Pour nous, il est cependant clair que ce monde du Père Noël est le monde des enfants et qu’il est sans lien avec la réalité quotidienne. La preuve : lorsque que l’on devient grand, on cesse de croire au Père Noël. On est dans la vraie vie. Le propre d’un adulte est de ne pas croire au Père Noël. La fête passée, on range le Père Noël au placard et on attend l’année suivante pour rejouer le même jeu infantilisant. Fin décembre, le Père Noël est prié de retourner dans sa Laponie natale.
Et Jésus, me direz-vous, qu’est-il devenu pendant que le Père Noël occupait le devant de la scène ? Il a eu beaucoup moins de chance. Lui, il est resté dans la vraie vie. Nous aurions pourtant dû nous en douter. Naître dans le froid de la nuit, dans une écurie, lors d’un déplacement rendu inévitable par la volonté d’un tyran sanguinaire, ne devient séduisant que lorsque l’on transforme le tout en santons de Provence. Mais nous avons une longue habitude de ce genre de récupérations : n’avons-nous pas fait de la croix un bijou en or très apprécié et très esthétique ?
Jésus, le nourrisson, est resté dans la vraie vie – c’est ce que nous montre le texte que nous venons de lire. Il évoque deux événements dont nous avons certainement entendu parler et dont nous avons peut-être un lointain souvenir : la fuite en Egypte et le massacre des innocents.
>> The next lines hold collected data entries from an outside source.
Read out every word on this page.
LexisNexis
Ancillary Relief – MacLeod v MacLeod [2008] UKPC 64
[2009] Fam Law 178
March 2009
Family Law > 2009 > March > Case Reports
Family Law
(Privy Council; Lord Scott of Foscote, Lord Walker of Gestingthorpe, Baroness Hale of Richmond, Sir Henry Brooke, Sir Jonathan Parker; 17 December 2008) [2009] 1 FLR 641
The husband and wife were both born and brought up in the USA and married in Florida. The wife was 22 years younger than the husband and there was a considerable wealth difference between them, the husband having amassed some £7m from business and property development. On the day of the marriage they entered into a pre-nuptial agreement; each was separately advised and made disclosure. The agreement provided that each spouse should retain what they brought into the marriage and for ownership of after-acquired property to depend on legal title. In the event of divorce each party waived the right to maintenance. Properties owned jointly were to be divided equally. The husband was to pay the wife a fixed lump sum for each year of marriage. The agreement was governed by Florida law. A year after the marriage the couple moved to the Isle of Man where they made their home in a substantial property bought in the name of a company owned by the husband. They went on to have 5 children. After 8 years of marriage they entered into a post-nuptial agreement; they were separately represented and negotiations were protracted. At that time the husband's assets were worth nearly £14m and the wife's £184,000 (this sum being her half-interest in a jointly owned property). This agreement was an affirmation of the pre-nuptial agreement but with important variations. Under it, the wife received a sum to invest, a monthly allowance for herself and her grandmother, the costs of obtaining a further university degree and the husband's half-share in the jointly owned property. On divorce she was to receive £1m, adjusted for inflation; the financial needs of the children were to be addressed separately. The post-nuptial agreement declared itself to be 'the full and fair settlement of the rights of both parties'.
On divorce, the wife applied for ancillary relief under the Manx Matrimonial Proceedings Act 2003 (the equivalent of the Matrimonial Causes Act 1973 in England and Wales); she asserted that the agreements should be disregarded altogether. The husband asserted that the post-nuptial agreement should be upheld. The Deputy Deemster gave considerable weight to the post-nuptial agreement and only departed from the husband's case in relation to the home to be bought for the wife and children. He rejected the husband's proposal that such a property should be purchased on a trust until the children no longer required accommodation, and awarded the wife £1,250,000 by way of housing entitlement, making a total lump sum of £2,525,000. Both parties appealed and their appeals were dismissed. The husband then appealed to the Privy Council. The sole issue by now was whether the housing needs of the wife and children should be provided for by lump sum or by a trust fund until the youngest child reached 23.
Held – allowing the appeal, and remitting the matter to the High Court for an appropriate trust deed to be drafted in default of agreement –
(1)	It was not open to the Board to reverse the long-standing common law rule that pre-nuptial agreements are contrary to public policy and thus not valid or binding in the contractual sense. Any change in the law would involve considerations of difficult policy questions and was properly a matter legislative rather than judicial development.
Jésus n’a pas la chance du Père Noël. Il ne retourne pas chez lui dans un confortable traîneau pour s’y mettre au chaud dans un chalet en bois et se vouer à la fabrication de jouets. Les circonstances politiques le forcent à prendre avec ses parents le chemin de l’exil. Il devient un fugitif pour échapper à la mort. Nous quittons définitivement le kitsch de Noël.
Jésus prend le chemin de l’exil. Il n’est pas un enfant privilégié, un petit Mozart qui va d’une cour royale à l’autre pour faire admirer son talent. Un surdoué célébré par les riches et les puissants. Jésus rejoint la longue cohorte des enfants précarisés, chassés de chez eux. Il rejoint le cortège des enfants syriens qui doivent fuir au Liban, en Turquie, en Jordanie pour survivre.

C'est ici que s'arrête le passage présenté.